A mitochondrion is a round or rod-shaped organelle with a double layered membrane. The inner membrane is double folded and forms projections known as the cristae. The mitochondrion performs the essential task of converting energy stored in glucose form into ATP.

This is spherical body that contains various organelles like the nucleolus (where ribosomal RNA is produced) and surrounded by a nuclear membrane. The nucleus is the control room that controls various cell functions by controlling the protein synthesis of the plant cell. The nucleus contains DNA within the chromosomes.

These are the sites that see protein synthesis and are basically nothing but small cell organelles made up of RNA-rich cytoplasmic granules. These molecules make proteins out of amino acids. The word 'ribosome' is derived from the name 'ribonucleic acid' that is biologically very important for the plant cell.

Also known as rough ER, this is a vast interconnected system of membranes, infolded tubular structures and convulted sacs that are found in the cell's cytoplasm.
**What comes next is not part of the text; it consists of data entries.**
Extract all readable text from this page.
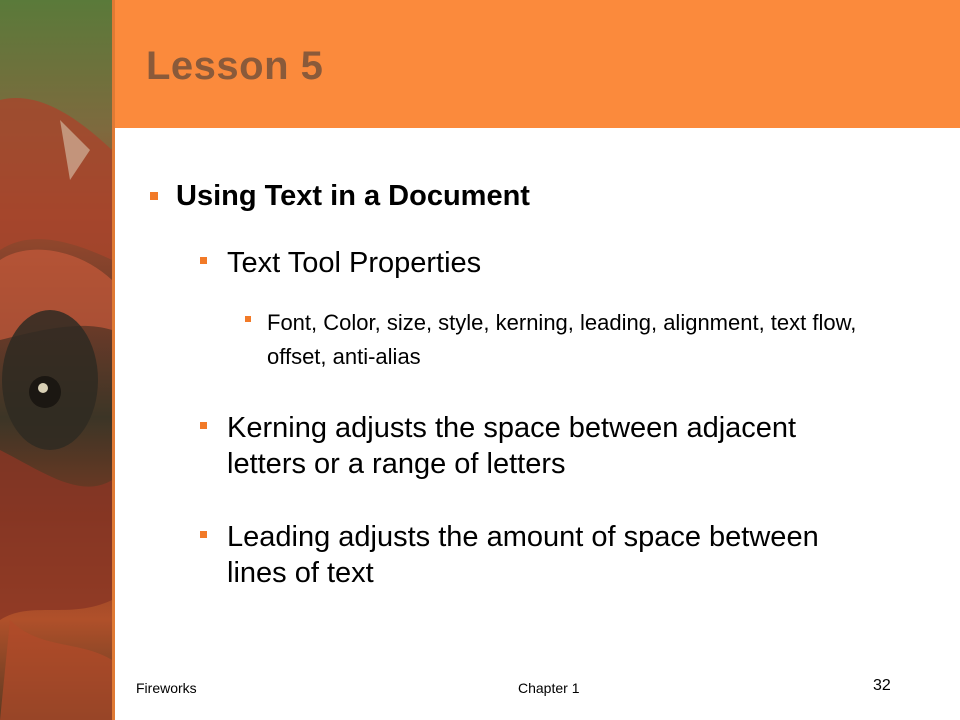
Lesson 5
Using Text in a Document
Text Tool Properties
Font, Color, size, style, kerning, leading, alignment, text flow, offset, anti-alias
Kerning adjusts the space between adjacent letters or a range of letters
Leading adjusts the amount of space between lines of text
Fireworks	Chapter 1	32
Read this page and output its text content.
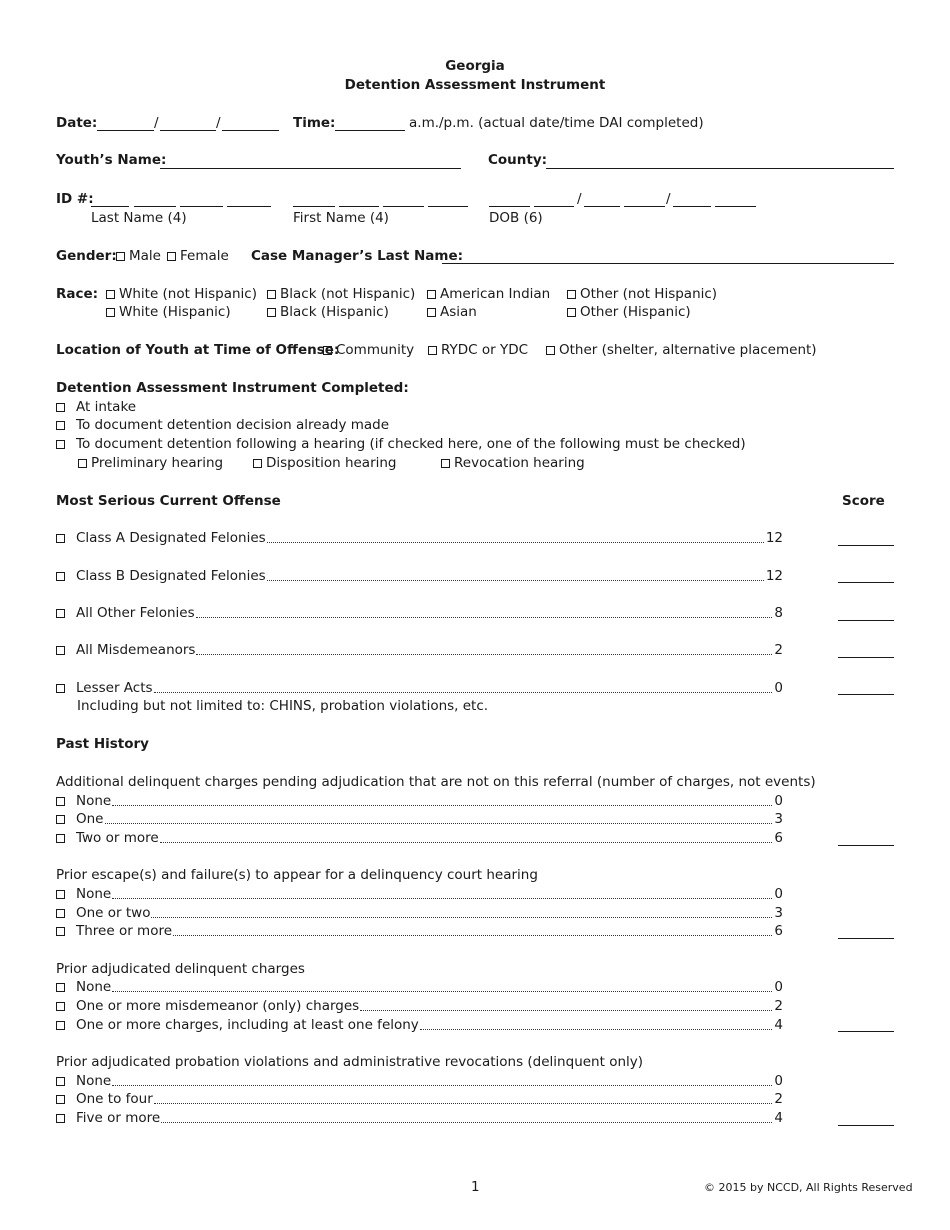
Georgia
Detention Assessment Instrument
Date:	/	/	Time:	a.m./p.m. (actual date/time DAI completed)
Youth’s Name:	County:
ID #:	/	/
Last Name (4)	First Name (4)	DOB (6)
Gender: Male	Female Case Manager’s Last Name:
Race:	White (not Hispanic)	Black (not Hispanic)	American Indian	Other (not Hispanic)
White (Hispanic)	Black (Hispanic)	Asian	Other (Hispanic)
Location of Youth at Time of Offense:
Community	RYDC or YDC	Other (shelter, alternative placement)
Detention Assessment Instrument Completed:
At intake
To document detention decision already made
To document detention following a hearing (if checked here, one of the following must be checked)
Preliminary hearing	Disposition hearing	Revocation hearing
Most Serious Current Offense	Score
Class A Designated Felonies	12
Class B Designated Felonies	12
All Other Felonies	8
All Misdemeanors	2
Lesser Acts	0
Including but not limited to: CHINS, probation violations, etc.
Past History
Additional delinquent charges pending adjudication that are not on this referral (number of charges, not events)
None	0
One	3
Two or more	6
Prior escape(s) and failure(s) to appear for a delinquency court hearing
None	0
One or two	3
Three or more	6
Prior adjudicated delinquent charges
None	0
One or more misdemeanor (only) charges	2
One or more charges, including at least one felony	4
Prior adjudicated probation violations and administrative revocations (delinquent only)
None	0
One to four	2
Five or more	4
1	© 2015 by NCCD, All Rights Reserved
This is a network that is covered with ribosomes and these are what give it a rough appearance. These networks transport materials through the cell and produce proteins in sacs known as cisternae. These are in turn sent to the golgi bodies and deposited into the cell membrane.

Also known as smooth ER, this is the same thing as the rough ERs, but with the main difference that they are smooth. They bud off from the rough Ers and also transport materials within the cell. The ER channels, known as the ER lumen, are used to transport proteins and lipids to the golgi bodies and the membranes.
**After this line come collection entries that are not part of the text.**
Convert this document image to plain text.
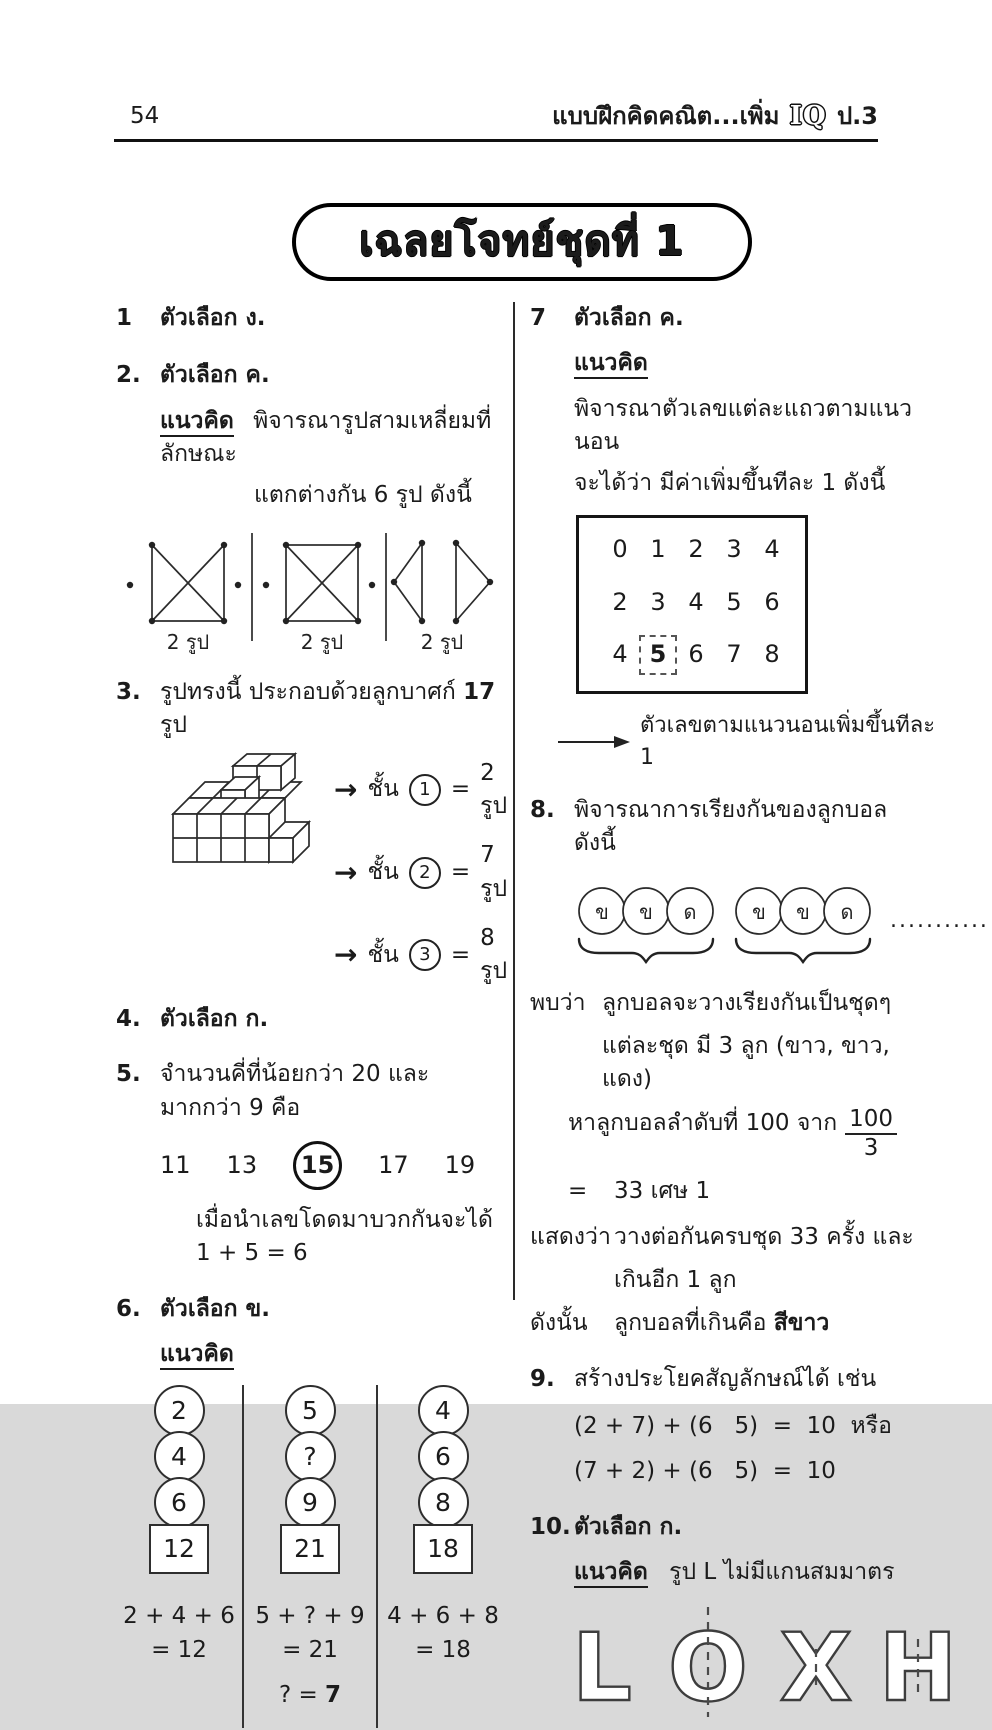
54	แบบฝึกคิดคณิต...เพิ่ม IQ ป.3
เฉลยโจทย์ชุดที่ 1
1	ตัวเลือก ง.
2. ตัวเลือก ค.
แนวคิด พิจารณารูปสามเหลี่ยมที่ลักษณะ
แตกต่างกัน 6 รูป ดังนี้
2 รูป	2 รูป	2 รูป
3. รูปทรงนี้ ประกอบด้วยลูกบาศก์ 17 รูป
→ ชั้น	1 =
2 รูป
→ ชั้น	2 =
7 รูป
→ ชั้น	3 =
8 รูป
4. ตัวเลือก ก.
5. จำนวนคี่ที่น้อยกว่า 20 และมากกว่า 9 คือ
11 13	15	17 19
เมื่อนำเลขโดดมาบวกกันจะได้ 1 + 5 = 6
6. ตัวเลือก ข.
แนวคิด
2
4
6
12
5
?
9
21
4
6
8
18
2 + 4 + 6 = 12
5 + ? + 9 = 21
4 + 6 + 8 = 18
? = 7
7	ตัวเลือก ค.
แนวคิด
พิจารณาตัวเลขแต่ละแถวตามแนวนอน
จะได้ว่า มีค่าเพิ่มขึ้นทีละ 1 ดังนี้
0 1 2 3 4
2 3 4 5 6
4 5 6 7 8
ตัวเลขตามแนวนอนเพิ่มขึ้นทีละ 1
8. พิจารณาการเรียงกันของลูกบอล ดังนี้
ข ข ด	ข ข ด ...........
พบว่า ลูกบอลจะวางเรียงกันเป็นชุดๆ
แต่ละชุด มี 3 ลูก (ขาว, ขาว, แดง)
หาลูกบอลลำดับที่ 100 จาก $\frac{100}{3}$
=	33 เศษ 1
แสดงว่า วางต่อกันครบชุด 33 ครั้ง และ
เกินอีก 1 ลูก
ดังนั้น	ลูกบอลที่เกินคือ สีขาว
9. สร้างประโยคสัญลักษณ์ได้ เช่น
(2 + 7) + (6   5)  =  10  หรือ
(7 + 2) + (6   5)  =  10
10. ตัวเลือก ก.
แนวคิด รูป L ไม่มีแกนสมมาตร
L O X H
These are parts of the plant cell chloroplasts and are located between the grana within their inner cell membranes. A stroma is essentially the fluid matrix that surrounds the thylakoids.
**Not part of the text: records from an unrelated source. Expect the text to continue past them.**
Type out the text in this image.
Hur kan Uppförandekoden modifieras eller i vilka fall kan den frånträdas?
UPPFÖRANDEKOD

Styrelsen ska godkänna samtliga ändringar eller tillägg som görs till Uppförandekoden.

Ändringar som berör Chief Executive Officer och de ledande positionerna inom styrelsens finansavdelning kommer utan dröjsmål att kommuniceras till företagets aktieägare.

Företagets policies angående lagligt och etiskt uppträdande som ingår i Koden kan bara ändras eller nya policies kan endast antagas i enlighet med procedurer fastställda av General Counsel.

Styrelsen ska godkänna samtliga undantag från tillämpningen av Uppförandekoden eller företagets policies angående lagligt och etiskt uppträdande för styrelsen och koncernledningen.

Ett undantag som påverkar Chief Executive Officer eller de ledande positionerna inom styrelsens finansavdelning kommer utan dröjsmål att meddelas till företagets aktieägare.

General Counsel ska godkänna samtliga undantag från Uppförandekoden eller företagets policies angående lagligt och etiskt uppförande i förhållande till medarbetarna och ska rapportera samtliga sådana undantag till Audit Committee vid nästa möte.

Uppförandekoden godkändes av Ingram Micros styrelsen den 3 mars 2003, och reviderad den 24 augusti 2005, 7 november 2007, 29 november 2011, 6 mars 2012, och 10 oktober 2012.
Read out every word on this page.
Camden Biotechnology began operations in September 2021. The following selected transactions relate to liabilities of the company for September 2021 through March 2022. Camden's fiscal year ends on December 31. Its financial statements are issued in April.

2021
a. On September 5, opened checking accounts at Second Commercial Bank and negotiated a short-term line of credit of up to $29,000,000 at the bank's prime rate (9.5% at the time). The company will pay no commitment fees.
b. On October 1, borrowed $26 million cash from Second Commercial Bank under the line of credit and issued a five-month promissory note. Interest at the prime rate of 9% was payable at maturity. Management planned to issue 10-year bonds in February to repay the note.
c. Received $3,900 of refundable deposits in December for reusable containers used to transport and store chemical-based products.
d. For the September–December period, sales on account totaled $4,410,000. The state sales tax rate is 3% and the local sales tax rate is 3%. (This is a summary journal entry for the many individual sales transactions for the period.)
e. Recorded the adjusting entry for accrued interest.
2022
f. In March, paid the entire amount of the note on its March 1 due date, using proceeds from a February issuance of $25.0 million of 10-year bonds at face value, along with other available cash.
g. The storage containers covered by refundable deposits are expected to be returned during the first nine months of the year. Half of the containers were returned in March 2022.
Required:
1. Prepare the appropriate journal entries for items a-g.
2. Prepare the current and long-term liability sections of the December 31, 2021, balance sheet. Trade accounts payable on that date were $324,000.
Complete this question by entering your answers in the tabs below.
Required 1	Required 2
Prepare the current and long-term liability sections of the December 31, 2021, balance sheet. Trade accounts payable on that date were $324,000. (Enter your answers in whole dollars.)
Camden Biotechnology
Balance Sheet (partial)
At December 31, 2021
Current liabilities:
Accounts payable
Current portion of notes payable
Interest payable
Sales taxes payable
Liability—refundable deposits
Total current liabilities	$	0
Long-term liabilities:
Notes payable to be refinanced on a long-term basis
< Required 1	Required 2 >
These are chloropyll containing disk shaped membrane structures found inside the chroloplasts. Chloroplasts are actually made up of a stack of thylakoid disks that aid in the process of photosynthesis. The stack of thylakoid disks in the chloroplasts are known as grana (singular granum).

These are large fluid-filled, membrane-bound spaces within the plant cell. They help in maintaining the cell shape and most plant cells have just one, single vacuole that represents up to 90 percent of the total plant cell. They contain ions, sugar, secondary metabolites and enzymes. A vacuole is surrounded by a membrane called the tonoplast.

Lysosomes, usually found in animal cells are very rare in plant cells. Lysosomes comprise digestive enzymes known as 'hydrolytic enzymes', that are essential for intracellular digestion. These enzymes of plant cells can be detected in the vacuole.

There are many other small structures found within the plant cell like the intercellular air spaces (gap between two plant cells) and the peroxisome (has a chrystalline core and helps in removing hydrogen from substrates), but I will conclude my 'plant cell diagram' article here. Hope my overview of the plant cell diagram helps you with your task of educating your child with a plant cell model. I must thank my friend Abhishake Sharma for providing me with the perfect plant cell diagram for this article.